Elle ne tire rien de la motivation consciente et de ses ressorts les plus
secrets.
Il est tout
à fait intéressant d’analyser à cet égard l’évolution de la publicité. Voyez sur
ce point le remarquable travail de Vance Packard dans La Persuasion clandestine.
Nous avons vu qu’elle a au départ été conçue sur le mode rationnel de
l’information, sous la forme de la réclame. Mais les publicistes sont
restés à l’affût des nouvelles découvertes de la psychologie. Ils se sont rendu
compte que l’on obtenait de la part du consommateur plus facilement l’acte de
l’achat en se servant de la répétition constante du message. Un message
publicitaire doit tourner en boucle un certain temps, afin de produire
une
association. Un enfant qui a vu 300 fois le spot sur les céréales, il va
automatiquement mettre le paquet dans le caddie de sa mère qui fait les courses.

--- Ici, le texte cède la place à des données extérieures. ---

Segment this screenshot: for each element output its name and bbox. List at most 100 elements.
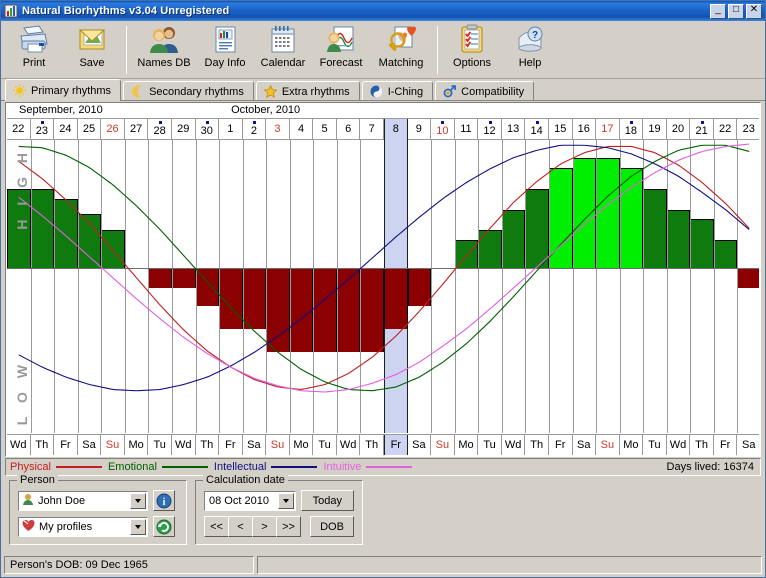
day-number-cell[interactable]: 30 bbox=[196, 119, 220, 140]
weekday-cell[interactable]: Su bbox=[266, 435, 290, 455]
person-name-combo[interactable]: John Doe bbox=[18, 490, 148, 511]
date-nav-button-next[interactable]: > bbox=[252, 516, 277, 537]
tab-i-ching[interactable]: I-Ching bbox=[361, 81, 434, 101]
toolbar-button-options[interactable]: Options bbox=[443, 24, 501, 78]
day-number-cell[interactable]: 19 bbox=[643, 119, 667, 140]
weekday-cell[interactable]: Fr bbox=[219, 435, 243, 455]
weekday-cell[interactable]: Mo bbox=[620, 435, 644, 455]
weekday-cell[interactable]: Sa bbox=[408, 435, 432, 455]
day-number-cell[interactable]: 23 bbox=[31, 119, 55, 140]
day-number-cell[interactable]: 9 bbox=[408, 119, 432, 140]
weekday-cell[interactable]: Fr bbox=[714, 435, 738, 455]
weekday-cell[interactable]: Sa bbox=[78, 435, 102, 455]
tab-secondary-rhythms[interactable]: Secondary rhythms bbox=[123, 81, 254, 101]
day-number-cell[interactable]: 6 bbox=[337, 119, 361, 140]
day-number-cell[interactable]: 12 bbox=[478, 119, 502, 140]
weekday-cell[interactable]: Fr bbox=[549, 435, 573, 455]
day-number-cell[interactable]: 8 bbox=[384, 119, 408, 140]
weekday-cell[interactable]: Wd bbox=[502, 435, 526, 455]
day-number-cell[interactable]: 25 bbox=[78, 119, 102, 140]
weekday-cell[interactable]: Tu bbox=[148, 435, 172, 455]
day-number-cell[interactable]: 17 bbox=[596, 119, 620, 140]
day-number-cell[interactable]: 13 bbox=[502, 119, 526, 140]
day-number-cell[interactable]: 2 bbox=[243, 119, 267, 140]
weekday-cell[interactable]: Tu bbox=[313, 435, 337, 455]
biorhythm-chart[interactable]: September, 2010 October, 2010 22 23 24 25 26 2… bbox=[5, 102, 761, 457]
weekday-cell[interactable]: Wd bbox=[337, 435, 361, 455]
day-number-cell[interactable]: 11 bbox=[455, 119, 479, 140]
day-number-cell[interactable]: 22 bbox=[714, 119, 738, 140]
toolbar-button-calendar[interactable]: Calendar bbox=[254, 24, 312, 78]
weekday-cell[interactable]: Sa bbox=[737, 435, 759, 455]
day-number-cell[interactable]: 3 bbox=[266, 119, 290, 140]
date-nav-button-last[interactable]: >> bbox=[276, 516, 301, 537]
weekday-cell[interactable]: Th bbox=[525, 435, 549, 455]
day-number-cell[interactable]: 5 bbox=[313, 119, 337, 140]
weekday-cell[interactable]: Mo bbox=[290, 435, 314, 455]
tab-primary-rhythms[interactable]: Primary rhythms bbox=[5, 79, 122, 101]
toolbar-button-matching[interactable]: Matching bbox=[370, 24, 432, 78]
weekday-cell[interactable]: Su bbox=[596, 435, 620, 455]
weekday-cell[interactable]: Mo bbox=[125, 435, 149, 455]
toolbar-button-print[interactable]: Print bbox=[5, 24, 63, 78]
chevron-down-icon[interactable] bbox=[277, 492, 294, 509]
tab-extra-rhythms[interactable]: Extra rhythms bbox=[255, 81, 360, 101]
toolbar-button-names-db[interactable]: Names DB bbox=[132, 24, 196, 78]
weekday-cell[interactable]: Su bbox=[431, 435, 455, 455]
weekday-cell[interactable]: Sa bbox=[243, 435, 267, 455]
weekday-cell[interactable]: Wd bbox=[7, 435, 31, 455]
weekday-cell[interactable]: Th bbox=[31, 435, 55, 455]
maximize-button[interactable]: □ bbox=[728, 3, 744, 19]
toolbar-button-help[interactable]: ? Help bbox=[501, 24, 559, 78]
weekday-cell[interactable]: Mo bbox=[455, 435, 479, 455]
weekday-cell[interactable]: Fr bbox=[54, 435, 78, 455]
day-number-cell[interactable]: 1 bbox=[219, 119, 243, 140]
day-number-text: 23 bbox=[35, 125, 48, 137]
day-number-cell[interactable]: 4 bbox=[290, 119, 314, 140]
weekday-cell[interactable]: Th bbox=[690, 435, 714, 455]
date-nav-button-prev[interactable]: < bbox=[228, 516, 253, 537]
weekday-cell[interactable]: Su bbox=[101, 435, 125, 455]
day-number-cell[interactable]: 7 bbox=[360, 119, 384, 140]
weekday-cell[interactable]: Wd bbox=[172, 435, 196, 455]
toolbar-button-forecast[interactable]: Forecast bbox=[312, 24, 370, 78]
weekday-cell[interactable]: Th bbox=[196, 435, 220, 455]
date-nav-button-first[interactable]: << bbox=[204, 516, 229, 537]
day-number-cell[interactable]: 29 bbox=[172, 119, 196, 140]
maximize-icon: □ bbox=[732, 3, 740, 15]
weekday-cell[interactable]: Tu bbox=[478, 435, 502, 455]
day-number-cell[interactable]: 10 bbox=[431, 119, 455, 140]
weekday-cell[interactable]: Wd bbox=[667, 435, 691, 455]
day-number-cell[interactable]: 24 bbox=[54, 119, 78, 140]
weekday-cell[interactable]: Fr bbox=[384, 435, 408, 455]
profiles-combo[interactable]: My profiles bbox=[18, 516, 148, 537]
minimize-button[interactable]: _ bbox=[710, 3, 726, 19]
weekday-cell[interactable]: Tu bbox=[643, 435, 667, 455]
weekday-cell[interactable]: Sa bbox=[573, 435, 597, 455]
day-number-cell[interactable]: 18 bbox=[620, 119, 644, 140]
chevron-down-icon[interactable] bbox=[130, 518, 146, 535]
toolbar-button-day-info[interactable]: Day Info bbox=[196, 24, 254, 78]
date-combo[interactable]: 08 Oct 2010 bbox=[204, 490, 296, 511]
day-number-cell[interactable]: 27 bbox=[125, 119, 149, 140]
day-number-cell[interactable]: 22 bbox=[7, 119, 31, 140]
day-number-cell[interactable]: 20 bbox=[667, 119, 691, 140]
refresh-button[interactable] bbox=[153, 516, 175, 537]
day-number-cell[interactable]: 21 bbox=[690, 119, 714, 140]
chart-bar bbox=[384, 268, 408, 330]
toolbar-button-save[interactable]: Save bbox=[63, 24, 121, 78]
weekday-cell[interactable]: Th bbox=[360, 435, 384, 455]
dob-button[interactable]: DOB bbox=[310, 516, 354, 537]
day-number-cell[interactable]: 28 bbox=[148, 119, 172, 140]
tab-compatibility[interactable]: Compatibility bbox=[435, 81, 535, 101]
day-number-cell[interactable]: 26 bbox=[101, 119, 125, 140]
today-button[interactable]: Today bbox=[300, 490, 354, 511]
plot-area[interactable]: H I G H L O W bbox=[7, 140, 759, 433]
day-number-cell[interactable]: 15 bbox=[549, 119, 573, 140]
person-info-button[interactable]: i bbox=[153, 490, 175, 511]
day-number-cell[interactable]: 14 bbox=[525, 119, 549, 140]
close-button[interactable]: ✕ bbox=[746, 3, 762, 19]
day-number-cell[interactable]: 23 bbox=[737, 119, 759, 140]
day-number-cell[interactable]: 16 bbox=[573, 119, 597, 140]
chevron-down-icon[interactable] bbox=[130, 492, 146, 509]
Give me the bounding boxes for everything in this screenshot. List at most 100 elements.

On sait aussi que la répétition
subliminale est très efficace. Une image
de soda insérée toutes les trente images dans un film ne sera pas aperçue au
niveau du conscient, cependant, elle sera enregistrée au niveau inconscient et
là encore, lors de l’entracte, curieusement, on verra une flopée de personnes
commander du soda. L’efficacité n’est plus à démontrer, le conditionnement, par
des voies inconscientes, semblables à celles qui sont utilisées sur l’animal,
fonctionne assez bien. Mais peut être pas suffisamment encore. Les publicistes
ont aussi compris que l’on devait s’appuyer sur la dimension
symbolique
qui est sous-jacente au désir, donc sur la relation au signe cette fois-ci. Pour
que le consommateur engage l’acte d’achat que l’on attend de lui, il faut qu’il
assimile l’objet à l’ordre de ses fantasmes, à ses aspirations intérieures. Si
un produit est présenté de telle manière qu’il entre en résonance avec le désir
de l’amour, de la beauté, de la paix, de la plénitude, avec la bonne humeur, la
joie de vivre, la recherche d’une identité etc. Il acquiert une dimension
symbolique qu’il ne possède pas dans sa matérialité. Il devient
désirable,
comme une femme est désirable quand elle incarne la totalité des attentes d’un
homme éperdu d’amour. Le principe fondamental n’est plus dans le
conditionnement, qui est bien trop passif, mais dans la dimension active
des émotions du sujet ; sur ce terrain, ce qu’il faut mettre en jeu, ce
sont des stratégies de séduction. Et là, il faut reconnaître que nos
publicistes
sont extrêmement adroits. Ils ont su récupérer les ressources de l’image, les
moyens de l’information de tous les médias pour créer cette immense entreprise
de séduction qu’est la publicité
postmoderne. Nos sociétés ont
complètement assimilé les techniques qui les utilisent : ce que l’on appelle le
marketing. (document) Nous avons tellement bien intégré cette forme de manipulation
que nous avons fini par faire de la publicité une forme de
culture !
C’est dire à quel point la réussite de l’entreprise a été totale. Et cela marche
tellement bien que l’on n’hésite pas à investir des budgets prodigieux dans la
publicité. On ne dépenserait pas autant d’argent dans des campagnes de promotion
si cela n’avait pas une efficacité certaine en termes de résultats. Et le
résultat veut dire quoi ? Je reprends ma définition initiale d’obtenir d’autrui,
quand on n’a ni le pouvoir de lui ordonner, ni celui de le convaincre, un
comportement spécifique : ici, consommer. Les mots collent admirablement :
l’ordre, c’est ce que l’on donne au chien. La conviction, c’est ce que l’on
démontre rationnellement en s’adressant à l’intelligence en l’être humain. Tout
cela est dépassé, ce qu’il faut c’est une compulsion d’achat. Donc un
comportement spécifique. Seuls quelques dissidents, comme
Beigbeder dans
99 F
le disent franchement, car il est important que la manipulation reste
clandestine. Le but est bien d’utiliser les armes de la séduction et de la
persuasion, d’ôter le libre-arbitre du sujet et de faire en sorte que l’on
choisisse à sa place. Dans un vocabulaire psychologique, on ajouterait dans le
même registre : transformer l’individu en marionnette.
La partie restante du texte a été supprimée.